私の実家には先祖代々の仏壇があります。祖父母とは同居していました。今でもお彼岸には実家のお寺に行きますし、お墓参りもしています。京都ではお彼岸に檀家(だんか)が集まり、みんなでお経を唱えてお勤めをし、その後はお寺でお昼をいただきます。
そして塔婆をもらってお墓参りに行くのですが、お墓もお寺に隣接した敷地にあるのでお寺とお墓が一連の行動でつながっていて便利です。お墓参りが苦にならないのは、すべてが近くにあるからでしょうか。

京都は大阪よりも冬は雪が降りやすいようですが、それでも積もるほど降ることは少ないです。私が小学生の頃に学校で雪合戦をした記憶がありますが、それほど京都で雪が降るのは数年に一度でしょうか。
それだけに雪が降ったり積もったりするのは、大人でもうれしく感じられます。雪が積もると私は裏庭の雪をふわっと手ですくい、お皿に載せて仏壇にお供えしていました。その冬で最初に積もった雪ですから、何となく神聖な感じがしたのです。しんと静まり返った仏壇の間には、そんな特別な雪がぴったりに思えました。
これを始めたのは大人になってからですが、なかなかいいお供えものでしょう?でも母は自分が死んだら、冷たい雪などを供えてくれなくてもいいと言うのですよ。風流のかけらもない意見ですね。

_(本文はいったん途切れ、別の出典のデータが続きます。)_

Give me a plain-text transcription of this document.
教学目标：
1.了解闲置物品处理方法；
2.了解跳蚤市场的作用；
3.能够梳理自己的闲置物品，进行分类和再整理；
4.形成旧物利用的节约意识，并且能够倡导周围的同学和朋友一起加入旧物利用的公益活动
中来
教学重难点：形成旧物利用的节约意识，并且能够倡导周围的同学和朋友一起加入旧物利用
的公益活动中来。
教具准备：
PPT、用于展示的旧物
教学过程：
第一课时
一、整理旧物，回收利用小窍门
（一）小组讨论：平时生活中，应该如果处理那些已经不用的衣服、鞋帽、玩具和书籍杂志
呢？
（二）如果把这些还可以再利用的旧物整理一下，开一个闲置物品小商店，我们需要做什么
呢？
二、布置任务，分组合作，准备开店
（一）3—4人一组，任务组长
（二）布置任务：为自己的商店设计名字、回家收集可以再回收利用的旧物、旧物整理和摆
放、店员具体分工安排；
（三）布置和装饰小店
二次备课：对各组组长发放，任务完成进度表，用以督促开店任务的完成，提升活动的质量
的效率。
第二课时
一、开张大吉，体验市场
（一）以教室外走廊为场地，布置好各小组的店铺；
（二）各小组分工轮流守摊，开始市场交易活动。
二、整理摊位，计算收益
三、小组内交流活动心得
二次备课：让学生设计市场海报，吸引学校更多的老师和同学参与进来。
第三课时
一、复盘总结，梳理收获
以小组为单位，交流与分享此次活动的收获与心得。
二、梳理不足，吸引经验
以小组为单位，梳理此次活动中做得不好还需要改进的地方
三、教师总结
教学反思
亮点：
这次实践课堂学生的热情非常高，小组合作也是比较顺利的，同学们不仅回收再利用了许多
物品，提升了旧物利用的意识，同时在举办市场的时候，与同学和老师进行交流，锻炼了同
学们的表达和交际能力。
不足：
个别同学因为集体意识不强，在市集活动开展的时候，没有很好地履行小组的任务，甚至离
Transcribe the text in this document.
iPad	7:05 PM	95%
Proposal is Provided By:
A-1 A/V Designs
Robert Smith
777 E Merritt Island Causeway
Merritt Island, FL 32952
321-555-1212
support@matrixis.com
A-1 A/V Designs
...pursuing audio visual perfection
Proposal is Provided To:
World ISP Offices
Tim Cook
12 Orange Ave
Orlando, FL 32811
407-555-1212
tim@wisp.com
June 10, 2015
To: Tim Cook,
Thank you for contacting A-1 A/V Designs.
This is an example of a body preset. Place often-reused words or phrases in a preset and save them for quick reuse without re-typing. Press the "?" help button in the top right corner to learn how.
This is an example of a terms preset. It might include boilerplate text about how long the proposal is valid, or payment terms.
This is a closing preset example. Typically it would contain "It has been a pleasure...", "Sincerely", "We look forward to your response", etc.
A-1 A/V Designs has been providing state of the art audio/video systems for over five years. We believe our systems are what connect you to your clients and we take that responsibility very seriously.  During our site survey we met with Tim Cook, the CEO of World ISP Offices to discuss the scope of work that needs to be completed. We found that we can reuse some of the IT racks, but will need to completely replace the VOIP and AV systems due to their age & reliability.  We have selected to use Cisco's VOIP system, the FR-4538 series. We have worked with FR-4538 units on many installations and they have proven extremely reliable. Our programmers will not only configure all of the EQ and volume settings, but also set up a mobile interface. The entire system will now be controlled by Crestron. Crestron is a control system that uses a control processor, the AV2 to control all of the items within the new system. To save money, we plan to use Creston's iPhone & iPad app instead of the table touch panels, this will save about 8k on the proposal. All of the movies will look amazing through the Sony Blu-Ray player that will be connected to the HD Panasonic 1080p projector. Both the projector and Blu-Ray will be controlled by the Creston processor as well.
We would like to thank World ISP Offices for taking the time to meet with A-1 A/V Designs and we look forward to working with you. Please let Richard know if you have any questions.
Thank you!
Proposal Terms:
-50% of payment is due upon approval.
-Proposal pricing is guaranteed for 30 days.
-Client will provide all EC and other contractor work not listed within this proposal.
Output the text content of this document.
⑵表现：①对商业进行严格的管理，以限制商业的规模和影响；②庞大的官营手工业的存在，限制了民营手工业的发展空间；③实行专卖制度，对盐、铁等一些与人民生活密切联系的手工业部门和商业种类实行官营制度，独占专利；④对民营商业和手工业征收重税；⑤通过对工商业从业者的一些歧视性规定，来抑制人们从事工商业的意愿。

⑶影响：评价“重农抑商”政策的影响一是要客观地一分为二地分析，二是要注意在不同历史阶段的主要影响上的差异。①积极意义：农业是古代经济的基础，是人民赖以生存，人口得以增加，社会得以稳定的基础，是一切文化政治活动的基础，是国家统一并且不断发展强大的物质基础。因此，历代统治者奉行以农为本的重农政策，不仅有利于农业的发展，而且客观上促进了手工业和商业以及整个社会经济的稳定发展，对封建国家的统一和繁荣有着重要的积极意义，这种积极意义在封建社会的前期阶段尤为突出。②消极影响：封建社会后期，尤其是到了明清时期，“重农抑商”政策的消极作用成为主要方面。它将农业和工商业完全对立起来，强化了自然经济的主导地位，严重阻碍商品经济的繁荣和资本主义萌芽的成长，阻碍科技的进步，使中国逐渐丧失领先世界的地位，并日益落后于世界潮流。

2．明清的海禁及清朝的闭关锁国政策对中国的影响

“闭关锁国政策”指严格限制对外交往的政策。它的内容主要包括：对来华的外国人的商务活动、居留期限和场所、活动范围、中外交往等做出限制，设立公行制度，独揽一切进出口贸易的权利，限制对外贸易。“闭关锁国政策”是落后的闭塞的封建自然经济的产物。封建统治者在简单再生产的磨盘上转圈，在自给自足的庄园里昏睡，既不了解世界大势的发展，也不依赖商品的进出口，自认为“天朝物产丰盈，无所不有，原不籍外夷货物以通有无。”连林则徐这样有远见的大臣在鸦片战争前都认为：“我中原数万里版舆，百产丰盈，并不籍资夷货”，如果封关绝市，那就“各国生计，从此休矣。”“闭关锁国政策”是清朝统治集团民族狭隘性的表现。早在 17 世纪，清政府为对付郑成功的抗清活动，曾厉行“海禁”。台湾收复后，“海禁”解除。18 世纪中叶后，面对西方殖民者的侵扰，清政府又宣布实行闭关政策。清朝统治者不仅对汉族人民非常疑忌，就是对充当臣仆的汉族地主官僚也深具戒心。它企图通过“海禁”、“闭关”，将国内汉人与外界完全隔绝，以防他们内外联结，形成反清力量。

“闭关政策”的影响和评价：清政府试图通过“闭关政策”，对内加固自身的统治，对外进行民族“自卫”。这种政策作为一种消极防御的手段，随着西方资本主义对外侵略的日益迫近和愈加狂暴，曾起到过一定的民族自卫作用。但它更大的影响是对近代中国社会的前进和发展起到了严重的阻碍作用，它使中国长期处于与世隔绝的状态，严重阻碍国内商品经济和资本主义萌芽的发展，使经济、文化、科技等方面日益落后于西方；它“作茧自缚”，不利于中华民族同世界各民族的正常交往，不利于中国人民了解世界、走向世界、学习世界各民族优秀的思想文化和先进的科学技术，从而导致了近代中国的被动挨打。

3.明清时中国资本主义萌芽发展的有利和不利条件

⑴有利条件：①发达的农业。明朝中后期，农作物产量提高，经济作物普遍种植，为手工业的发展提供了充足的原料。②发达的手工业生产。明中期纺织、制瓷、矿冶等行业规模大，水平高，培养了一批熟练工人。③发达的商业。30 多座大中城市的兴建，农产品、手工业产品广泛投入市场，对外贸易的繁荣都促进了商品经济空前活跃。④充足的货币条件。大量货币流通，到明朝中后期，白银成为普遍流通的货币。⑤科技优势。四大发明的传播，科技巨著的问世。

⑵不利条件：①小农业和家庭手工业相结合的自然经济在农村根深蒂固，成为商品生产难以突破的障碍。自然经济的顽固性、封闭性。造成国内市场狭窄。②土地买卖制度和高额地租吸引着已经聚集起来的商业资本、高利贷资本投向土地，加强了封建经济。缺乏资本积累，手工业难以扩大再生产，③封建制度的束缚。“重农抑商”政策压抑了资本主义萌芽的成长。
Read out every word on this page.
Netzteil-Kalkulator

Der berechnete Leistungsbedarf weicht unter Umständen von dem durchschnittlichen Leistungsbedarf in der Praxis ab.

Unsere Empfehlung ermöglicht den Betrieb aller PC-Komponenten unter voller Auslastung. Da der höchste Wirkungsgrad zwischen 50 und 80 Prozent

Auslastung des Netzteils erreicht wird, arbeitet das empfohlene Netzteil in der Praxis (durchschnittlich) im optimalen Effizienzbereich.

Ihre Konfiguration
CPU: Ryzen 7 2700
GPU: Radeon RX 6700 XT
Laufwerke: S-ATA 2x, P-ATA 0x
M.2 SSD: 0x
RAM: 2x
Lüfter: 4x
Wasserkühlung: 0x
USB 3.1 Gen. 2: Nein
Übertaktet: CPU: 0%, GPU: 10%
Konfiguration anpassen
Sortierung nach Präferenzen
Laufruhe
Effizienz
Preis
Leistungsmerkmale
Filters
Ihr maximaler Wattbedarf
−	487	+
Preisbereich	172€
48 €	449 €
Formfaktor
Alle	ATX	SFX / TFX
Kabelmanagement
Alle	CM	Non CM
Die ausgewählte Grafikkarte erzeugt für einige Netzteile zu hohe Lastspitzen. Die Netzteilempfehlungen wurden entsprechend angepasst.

時間がたつと雪はとけて水になります。最初に雪を供えた時、とけて水になったのを見つけた母が私に言うのです、「あんた、仏壇に水を供えてるのか?」って。いえ母上、それは水ではなく雪だったのですが…。お皿に水を入れてお供えしたって、ありがたみのかけらもないですし。
そこで雪をお供えする場合は、とけているのに気づいたら水を捨てて新しい雪を入れるようにしました。見た目はきれいですが、やっぱり気持ちとしては二度目や三度目の雪は最初の一杯目とは神聖さが違いますね。私にしか分からない違いですけれど。

今年は京都に雪が舞ったことはありましたが、積もるほどではなかったそうです。今年はおじいちゃんとおばあちゃんには雪を見せてあげられそうにありません。今日は雨が降っていますし、どうやら春が近いようです。

では雪のお供えはまた来年ということで。